Officials in eastern Ukraine said two groups of experts had arrived; one to investigate the Topaz plant, which produces Kolchuga in Donetsk and another to visit Kharkiv, which is home to the country's largest plants producing tanks and other military equipment.

"The experts have arrived and are working," said Oleksander Kashnikov, head of the special construction department in the Donetsk regional administration.

The experts have given no details of their program, saying there was no deadline to check the claims, based on tapes made by Kuchma's former bodyguard in which the president is apparently heard giving the go-ahead to the sale.

Kuchma has denied he sold the system to Iraq, and Ukrainian officials have cast doubt on the tapes, saying the copies they checked were edited.

But the suspension of some financial aid by Washington and the arrival of the inspectors has put Kuchma under heightened pressure.

Kuchma also has hanging over him a court appeal for a wide-ranging investigation into corruption charges.

On Tuesday, a judge at the Kiev appeals court said he had ordered prosecutors to open a criminal probe into Kuchma's activities, the first legal challenge to the 64-year-old leader.

After prosecutors refused to launch an investigation, the Supreme Court on Wednesday sent the appeal back to the court asking for further documentation to support the charges.

 European Union leaders told Ukraine on Wednesday it stands no chance of becoming a member until it respects common values of democracy, press freedom and arms control.

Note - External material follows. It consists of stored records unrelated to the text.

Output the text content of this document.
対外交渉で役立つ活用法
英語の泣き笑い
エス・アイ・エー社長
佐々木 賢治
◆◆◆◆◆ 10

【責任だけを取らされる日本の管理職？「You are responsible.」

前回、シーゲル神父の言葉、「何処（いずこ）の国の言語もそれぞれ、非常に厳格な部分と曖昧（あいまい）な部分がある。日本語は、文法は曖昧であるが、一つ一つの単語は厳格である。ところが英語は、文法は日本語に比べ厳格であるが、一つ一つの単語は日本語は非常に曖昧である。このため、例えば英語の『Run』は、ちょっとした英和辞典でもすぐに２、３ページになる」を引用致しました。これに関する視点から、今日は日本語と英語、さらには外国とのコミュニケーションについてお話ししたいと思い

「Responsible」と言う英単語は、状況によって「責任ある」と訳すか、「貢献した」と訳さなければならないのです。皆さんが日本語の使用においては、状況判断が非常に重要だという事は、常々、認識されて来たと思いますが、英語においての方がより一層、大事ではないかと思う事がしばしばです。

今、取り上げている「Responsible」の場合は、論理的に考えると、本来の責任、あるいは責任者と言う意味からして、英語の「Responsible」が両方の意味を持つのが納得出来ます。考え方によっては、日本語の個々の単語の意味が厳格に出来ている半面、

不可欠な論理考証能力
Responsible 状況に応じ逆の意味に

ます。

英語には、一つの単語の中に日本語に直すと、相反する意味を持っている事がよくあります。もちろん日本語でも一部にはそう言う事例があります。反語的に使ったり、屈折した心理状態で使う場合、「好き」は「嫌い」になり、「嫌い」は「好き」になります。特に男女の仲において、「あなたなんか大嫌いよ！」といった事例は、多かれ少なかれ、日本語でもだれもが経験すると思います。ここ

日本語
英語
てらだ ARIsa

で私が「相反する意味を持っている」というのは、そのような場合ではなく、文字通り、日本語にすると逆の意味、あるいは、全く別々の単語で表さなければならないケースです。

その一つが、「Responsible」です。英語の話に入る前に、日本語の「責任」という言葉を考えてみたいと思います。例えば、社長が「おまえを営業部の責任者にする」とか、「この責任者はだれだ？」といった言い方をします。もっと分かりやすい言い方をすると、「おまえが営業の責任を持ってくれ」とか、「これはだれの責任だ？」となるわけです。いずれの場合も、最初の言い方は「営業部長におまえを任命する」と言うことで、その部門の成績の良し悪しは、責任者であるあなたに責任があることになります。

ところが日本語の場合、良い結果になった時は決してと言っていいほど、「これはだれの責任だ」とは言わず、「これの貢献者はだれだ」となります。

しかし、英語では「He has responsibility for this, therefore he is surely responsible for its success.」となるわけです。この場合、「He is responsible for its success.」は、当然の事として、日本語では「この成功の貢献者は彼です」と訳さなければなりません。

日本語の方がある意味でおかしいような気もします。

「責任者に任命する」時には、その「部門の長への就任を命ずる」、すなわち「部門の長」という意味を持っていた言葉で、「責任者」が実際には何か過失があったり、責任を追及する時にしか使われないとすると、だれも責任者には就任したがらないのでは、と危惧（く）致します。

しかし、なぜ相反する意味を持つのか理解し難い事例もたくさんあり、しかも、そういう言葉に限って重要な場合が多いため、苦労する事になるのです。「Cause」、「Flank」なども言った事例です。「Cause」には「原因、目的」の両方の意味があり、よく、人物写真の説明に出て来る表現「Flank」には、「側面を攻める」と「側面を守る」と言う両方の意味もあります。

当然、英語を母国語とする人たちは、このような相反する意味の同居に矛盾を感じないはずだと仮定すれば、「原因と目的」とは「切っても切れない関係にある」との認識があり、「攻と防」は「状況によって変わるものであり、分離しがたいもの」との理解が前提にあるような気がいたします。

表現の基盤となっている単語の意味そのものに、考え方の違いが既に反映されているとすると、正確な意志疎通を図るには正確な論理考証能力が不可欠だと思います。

"We are talking now about the standards which are necessary to be part of the European family," EU foreign policy chief Javier Solana told reporters at a conference in Warsaw. "Ukraine has to have the structures that will allow it to get as close as possible to the European Union."

Some delegates agreed that there was a long way to go.

Former Ukrainian Prime Minister Viktor Yushchenko referred to the murder of opposition journalist Georgy Gongadze, whose headless corpse was found in November 2000. Recordings released by a former presidential bodyguard implicate Kuchma in the case.

"Two years ago a journalist was killed; today we are killing the entire journalistic profession. Who would want to accept us in Europe with such standards?" Yushchenko said.